Yes, as a grand scale gesture to let both his fans and himself know that it was time to move away from his unfunny strip (and on to another unfunny one) he had the lead character get squished under someone's foot. In an era where every show and franchise under the sun get's rebooted, that's a good way to make sure your property stays canceled. Also, fun tidbit, the reflection in Gnorm's eyes as he is about to be flattened hints that it is the character of Garfield doing the deed.

14 Where To Send Your Fan (Or Hate) Mail

via: adorkableme.com

It has never been very important to the plot to establish where Garfield lives. He lives in a house and occasionally terrorizes a birdbath. Those are not area specific things, so who would care where the heck Garfield lives? You poor naive fool, or course Garfield fans care where he lives. They care about everything. They care about whether his blanket is polyester or wool. They care what breed Odie is. They care what type of shampoo Jon uses (trick question, he uses a bar of soap on his hair, because he is a gross nerd.)

He lives in Muncie, Indiana.

This wasn't that hard to figure out. This is Jim Davis' hometown, so it was a safe bet that he would set the strip there, since that's just what cartoonists do. Anyways, be sure to check out Muncie, I'm sure they have a Garfield museum, these kind of towns always do.

13 Imitation Is The Sincerest Form Of Flattery

via: absolutecomics.wordpress.com

Since Garfield is pretty much universally agreed upon as being drastically unfunny, some enterprising individuals took it upon themselves to spruce it up. Enter Garfield Minus Garfield which attempts to make the dreariness of Jon Arbuckle's life more comedic (and dark) by removing Garfield from the equation. What results is that it looks like Jon is slowly losing his mind and talking to himself, ad infinitum.

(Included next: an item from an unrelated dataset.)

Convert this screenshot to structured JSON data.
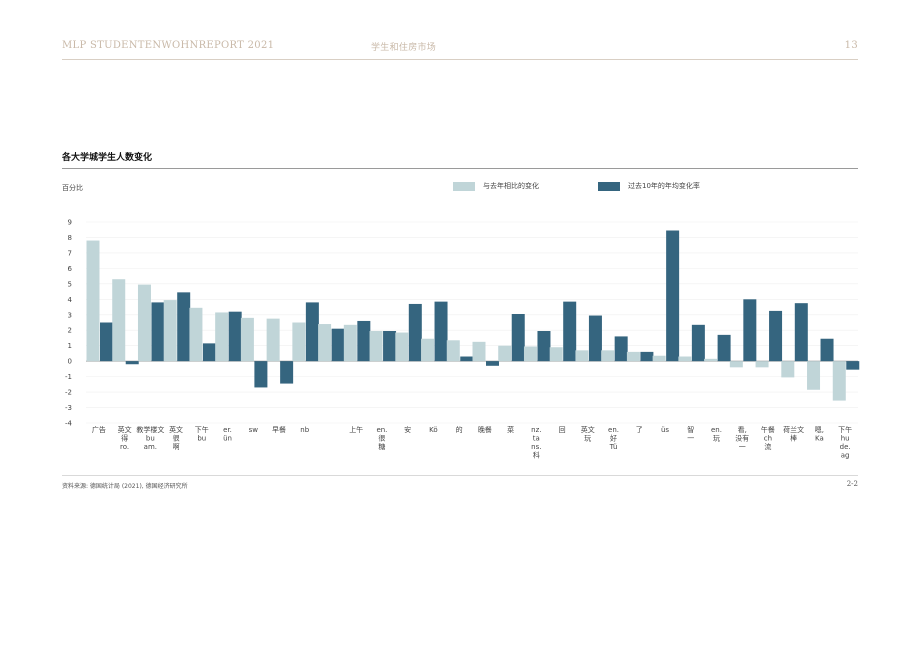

It's both surreal and beautiful to read.

If you wanted to see a more live action spoof of Garfield you could also check out Lasagna Cat which is so weird it circles around and becomes kind of good. Yes, it has full sized humans acting out some of the least funny strips that ever graced the comic section. And then they take that premise and make a music video out of it. I don't know how you are still reading this article and not looking at it.

12 One Regret

via: pinterest.ca

Jim Davis is the king of a cartoon empire, and rakes in millions of dollars from Garfield merchandise. Over the years, his company has thrown everything at the wall to see what would stick, and apparently, he only ever regretted one thing. One thing. Out of the millions of sassy t-shirts and painfully bland mugs he has forced the world to endure, he only regrets a single piece of merchandise ever.

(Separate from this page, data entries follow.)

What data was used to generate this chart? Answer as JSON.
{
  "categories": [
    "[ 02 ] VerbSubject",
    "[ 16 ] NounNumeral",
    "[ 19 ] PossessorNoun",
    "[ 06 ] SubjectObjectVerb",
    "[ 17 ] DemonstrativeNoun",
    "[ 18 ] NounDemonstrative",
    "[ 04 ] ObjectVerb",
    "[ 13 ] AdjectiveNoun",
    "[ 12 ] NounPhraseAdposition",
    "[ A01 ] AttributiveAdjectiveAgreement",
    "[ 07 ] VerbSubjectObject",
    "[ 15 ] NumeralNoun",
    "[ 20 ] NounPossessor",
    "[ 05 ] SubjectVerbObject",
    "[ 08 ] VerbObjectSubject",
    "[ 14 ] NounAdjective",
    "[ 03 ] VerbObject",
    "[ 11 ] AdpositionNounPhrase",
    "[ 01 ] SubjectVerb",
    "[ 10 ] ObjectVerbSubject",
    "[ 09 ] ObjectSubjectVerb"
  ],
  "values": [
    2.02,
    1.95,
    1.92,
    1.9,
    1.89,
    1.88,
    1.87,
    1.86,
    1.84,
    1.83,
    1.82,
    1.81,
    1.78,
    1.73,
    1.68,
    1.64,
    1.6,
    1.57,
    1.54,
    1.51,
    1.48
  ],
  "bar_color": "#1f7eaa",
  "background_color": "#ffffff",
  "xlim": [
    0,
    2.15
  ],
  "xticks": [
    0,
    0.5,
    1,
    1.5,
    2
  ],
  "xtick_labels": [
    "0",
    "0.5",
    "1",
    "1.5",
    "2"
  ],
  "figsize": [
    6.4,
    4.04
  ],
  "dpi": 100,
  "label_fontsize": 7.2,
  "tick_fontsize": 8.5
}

He only regrets making Zombie Garfield.

We are in the middle of a zombie craze, for better or worse, so PAWS Inc. thought they would capitalize on it by releasing their own take. They were no strangers to releasing the rare horror themed item, as is evidenced by all the Garfield Halloween specials. But for whatever reason, this one piece left Jim with an empty feeling, something no other item had done to him. Which says a lot about the zombie fad, if you ask me.

11 We All Had One

via: pinterest.ca

The Garfield "Stuck On You" bit of merch was immensely popular. You'll still see them stuck to the window in cars of very lonely and sad people who are much closer to Jon Arbuckle than they realize. So, as popular as this toy is, it's funny that their creation was a complete mistake. Originally, Jim Davis wanted Velcro on Garfield's paws, so that he could stick to curtains, much like an ill-behaved cat.

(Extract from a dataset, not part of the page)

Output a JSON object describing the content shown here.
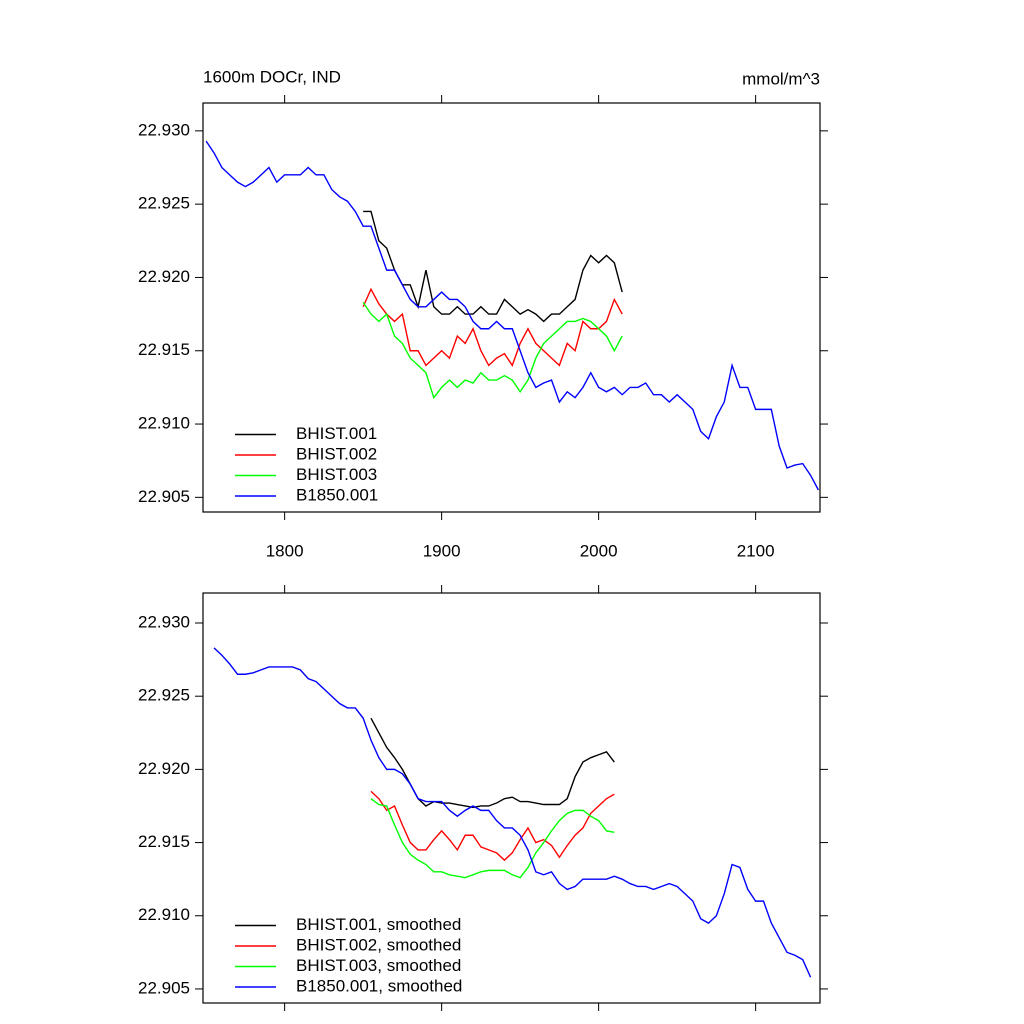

There was a mix-up and the manufacturer.

When Jim received them he said, "If this thing is still stuck to this window after three days, we will sell them." Apparently they were very high-quality suction cups, so Davis gave the go-ahead to start selling them to distributors. Apparently, he didn't even begin to assume that people might actually hang them inside their cars. The numbers on how many car accidents have been caused by Garfield have yet to be tallied.